The calibration ability of the classifier was also vulnerable to label noise, which has been even less studied. We found that even 10% of each type of noise could significantly change the classifier output probability (see
Figure 4). Due to the restricted rules imposed for good quality signals in our study, a 30-s PPG record with even a small percentage of artifacts would still be labeled as bad quality. This restriction is reflected in
Figure 4a, where most samples with other than zero percentage of noise are assigned with a small probability of being good quality signals. However, when 10% label noise was introduced into the training data (
Figure 4b–d), many samples with nonzero percentage of noise were assigned with a higher probability of being good quality signals, resulting in a more spread pattern of the noise-probability map. The results suggest label noise alters model probability calibrations and that a more sophisticated strategy is required for recalibrating the classifier output.
Limitations
The current study represents an evaluation of the impact of label noise on the accuracy and calibration of binary classifiers with a case study of PPG signal quality. However, restrictive definitions for labeling physiological events are highly common in the medical domain. In this study, the label definition of ‘good quality’ class is also strict, which makes the distribution of model output probability skewed to the bottom left instead of evenly distributed. The conclusions of this work may need to be limited to contexts where the class labels are based on a very specific definition in the classification problem. As the study was limited to binary classification, a similar study focused on multiclass classification would also expand the range of possible findings. The current study was focused on the several types of label noise that could be found in the medical data; however, the combination of them was not studied at this time, since the main objective was to compare the robustness of different types of learning models to each individual label noise. The impact of the combination of the label noise on the learning models’ performance will be assessed in future work.
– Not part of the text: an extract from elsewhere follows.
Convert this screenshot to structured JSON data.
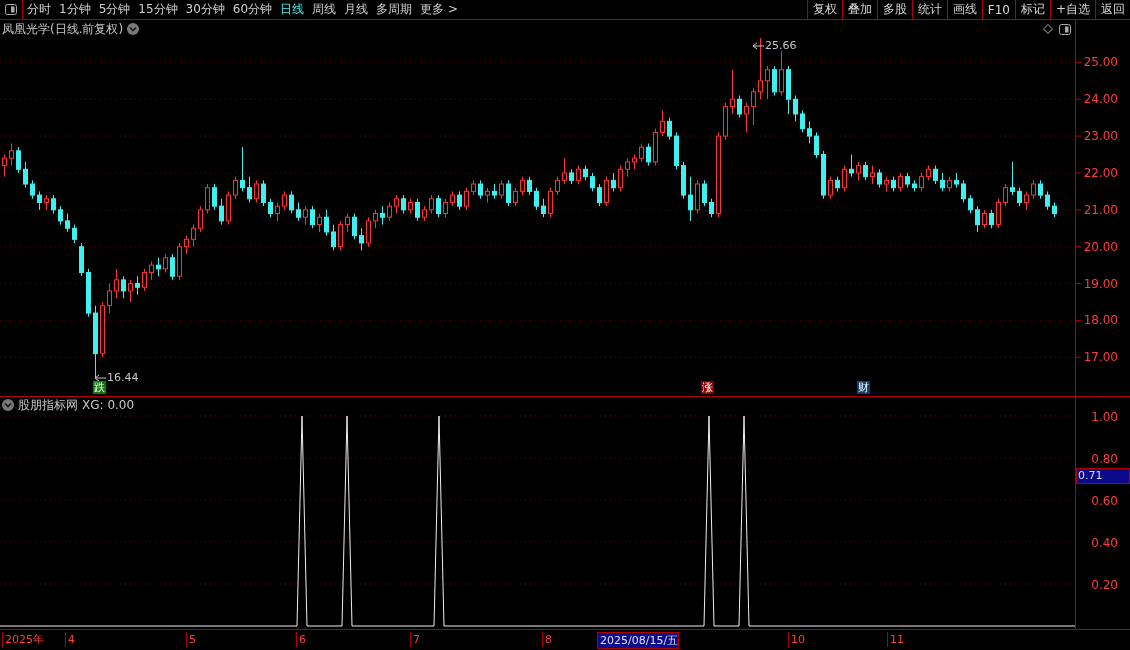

This study focused on using the quality assessment of individual 30-s PPG records as a problem to study label noise. This enabled us to explore the influence of different types of noise potentially arising from the human annotation process. The generalizability of our conclusions would be reinforced by examining a wider range of PPG-based tasks. It is also the case that different tasks may be susceptible to different types of noise in the data set. This suggests a need for a more task-specific investigation.
The current work was dedicated to assessing the robustness of the previous developed classification models; however, other recent promising approaches have been proposed to deal with sequential time series such as transformers. Transformers and other AI-based models must be continually explored trying to find the best classifier for the quality assessment. Also, our results show deep learning methods are more robust to label noise, our future work would also focus on further improving robustness of deep neural networks.